Trent Baldwin is a senior studying community leadership with a focus in community and extension education from Salinas, California.
Baldwin transferred to Ohio State from California Polytechnic State University, San Luis Obispo where he was majoring in agricultural business. While at Cal Poly, he knew he wanted to pursue a career in youth development and extension education, which was not available there, so he decided to make the move to Ohio.
“I visited Ohio State for a conference and immediately fell in love with the university and campus,” said Baldwin. “Coming from a much different setting than Columbus, it was exciting to move to a city with so much to explore.”
In its second year, the Distinguished Senior Award recognizes top students in the Department of Agricultural Communication, Education, and Leadership. This year, Baldwin is one of 10 students to be selected by faculty for the honor.
Of his nomination as an ACEL Distinguished Senior, faculty noted that “Trent has been engaged in activities outside of the classroom, from helping to lead camp counselor workshops to participating in national 4-H organization events. He also has maintained a strong academic standing throughout his undergraduate career.”

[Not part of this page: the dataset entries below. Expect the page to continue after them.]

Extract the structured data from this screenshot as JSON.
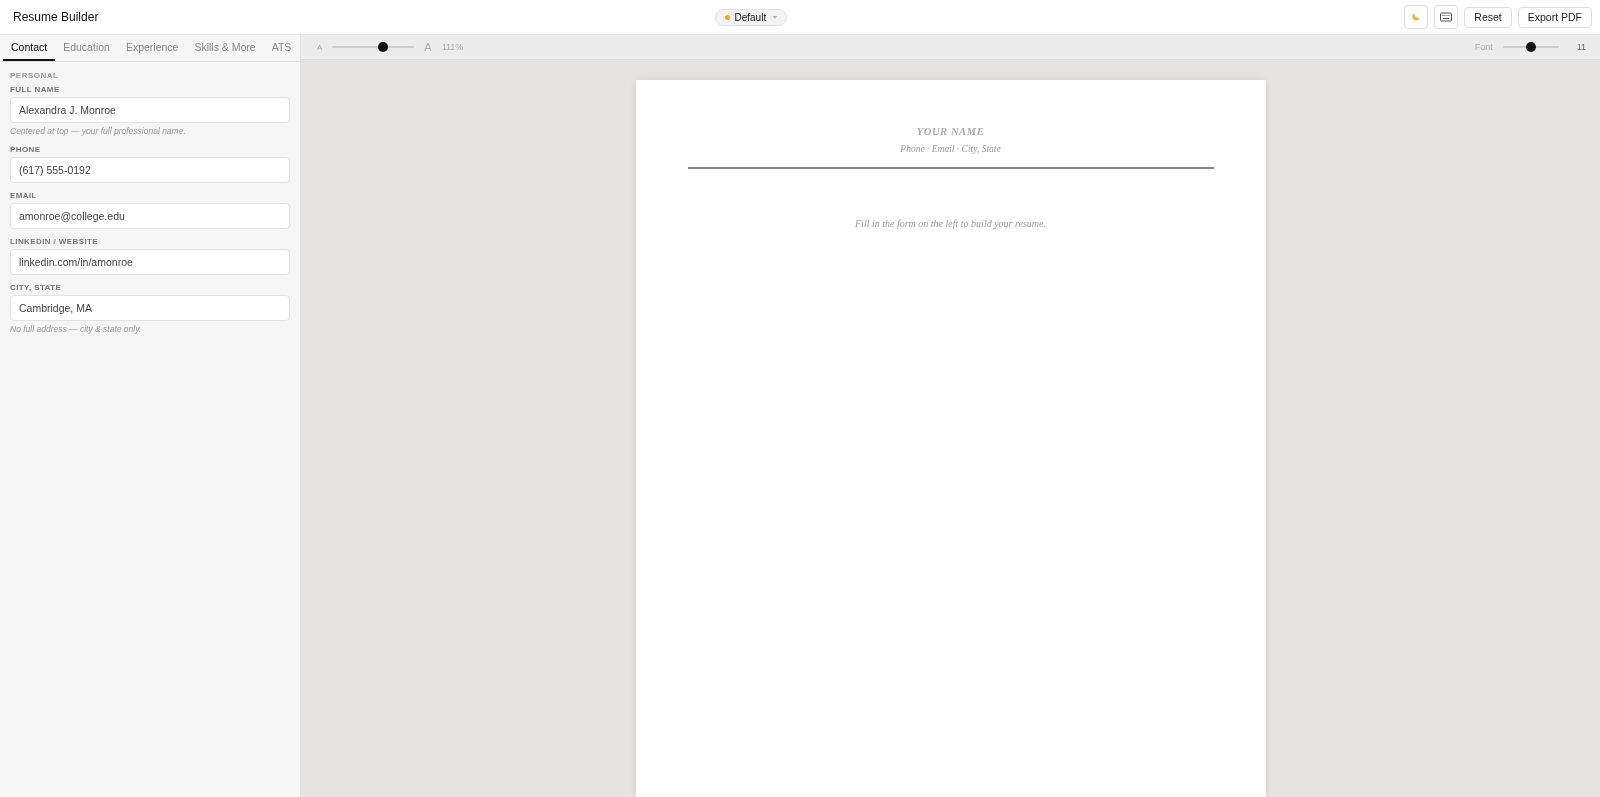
{
  "app": {
    "title": "Resume Builder"
  },
  "template": {
    "label": "Default",
    "color": "#f5a623"
  },
  "actions": [
    "Reset",
    "Export PDF"
  ],
  "tabs": [
    {
      "label": "Contact",
      "selected": true
    },
    {
      "label": "Education",
      "selected": false
    },
    {
      "label": "Experience",
      "selected": false
    },
    {
      "label": "Skills & More",
      "selected": false
    },
    {
      "label": "ATS",
      "selected": false
    }
  ],
  "form": {
    "section": "PERSONAL",
    "fields": [
      {
        "label": "FULL NAME",
        "value": "Alexandra J. Monroe",
        "hint": "Centered at top — your full professional name."
      },
      {
        "label": "PHONE",
        "value": "(617) 555-0192"
      },
      {
        "label": "EMAIL",
        "value": "amonroe@college.edu"
      },
      {
        "label": "LINKEDIN / WEBSITE",
        "value": "linkedin.com/in/amonroe"
      },
      {
        "label": "CITY, STATE",
        "value": "Cambridge, MA",
        "hint": "No full address — city & state only."
      }
    ]
  },
  "zoom": {
    "small_label": "A",
    "large_label": "A",
    "level": 0.62,
    "reading": "111%"
  },
  "font": {
    "label": "Font",
    "level": 0.5,
    "reading": "11"
  },
  "resume": {
    "name": "YOUR NAME",
    "contact": "Phone · Email · City, State",
    "empty_message": "Fill in the form on the left to build your resume."
  }
}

As a student at Ohio State, Baldwin immediately got involved on campus. He has served as treasurer of Ohio State’s chapter of Cultivating Change, a national foundation whose purpose is to value and elevate LGBTQ agriculturists through advocacy, education, and community, service coordinator for Pi Lambda Phi, and an events chair for Collegiate 4-H. He has also been involved with Social Change with the Office of Student Life that brings together the communities of Ohio State and the State of Ohio through community-driven, multi-disciplinary programs to empower the local community.

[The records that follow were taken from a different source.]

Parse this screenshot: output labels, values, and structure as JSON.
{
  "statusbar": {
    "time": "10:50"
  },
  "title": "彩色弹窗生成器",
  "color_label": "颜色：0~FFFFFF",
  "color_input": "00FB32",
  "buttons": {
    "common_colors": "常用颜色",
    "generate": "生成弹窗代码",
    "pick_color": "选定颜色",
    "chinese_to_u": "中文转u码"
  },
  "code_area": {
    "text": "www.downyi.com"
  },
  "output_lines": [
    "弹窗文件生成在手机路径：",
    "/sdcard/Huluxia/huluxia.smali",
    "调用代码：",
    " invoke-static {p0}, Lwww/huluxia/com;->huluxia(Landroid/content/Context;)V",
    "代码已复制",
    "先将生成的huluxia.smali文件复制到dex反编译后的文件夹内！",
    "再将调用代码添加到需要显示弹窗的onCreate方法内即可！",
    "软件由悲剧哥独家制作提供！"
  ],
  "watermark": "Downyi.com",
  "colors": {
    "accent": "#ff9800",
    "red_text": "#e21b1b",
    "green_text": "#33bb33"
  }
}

Baldwin has completed internships with both the Licking County and Ashtabula County extension offices, where he assisted with the 4-H programs during the summer.
“It was an incredible and formative experience, and it taught me a lot about the work involved in youth development, not only with the individual child but with the whole community,” said Baldwin. “These internships helped me understand more about the experience of being an extension professional.”
Noting that his time with the Ashtabula County Extension Office was one of his best college memories, Baldwin said he came from a different background than Ashtabula County, but was embraced by the community and learned a lot from his experiences.
He also enjoyed the real-world experiences that several of his community leadership major courses offered, including the Teaching Methods in Non-formal Environments (Community Leadership 5330) and Prevention and Youth Development Through Sport, Recreation and Play (Social Work 2110).
“Having the experiences to develop my own lesson plans and design my own programs has been exciting,” he said.
Following completion of his undergraduate degree, Baldwin plans to pursue a master’s degree in social work.
“The community leadership major has so many potential career paths that it can prepare you for, and covers a variety of relevant information that anyone going into community work or development should know, such as leadership and educational theory, program design and more,” he said.
Congratulations Trent and we wish you the best in your next endeavor! Thank you for letting ACEL be a part of your college experiences!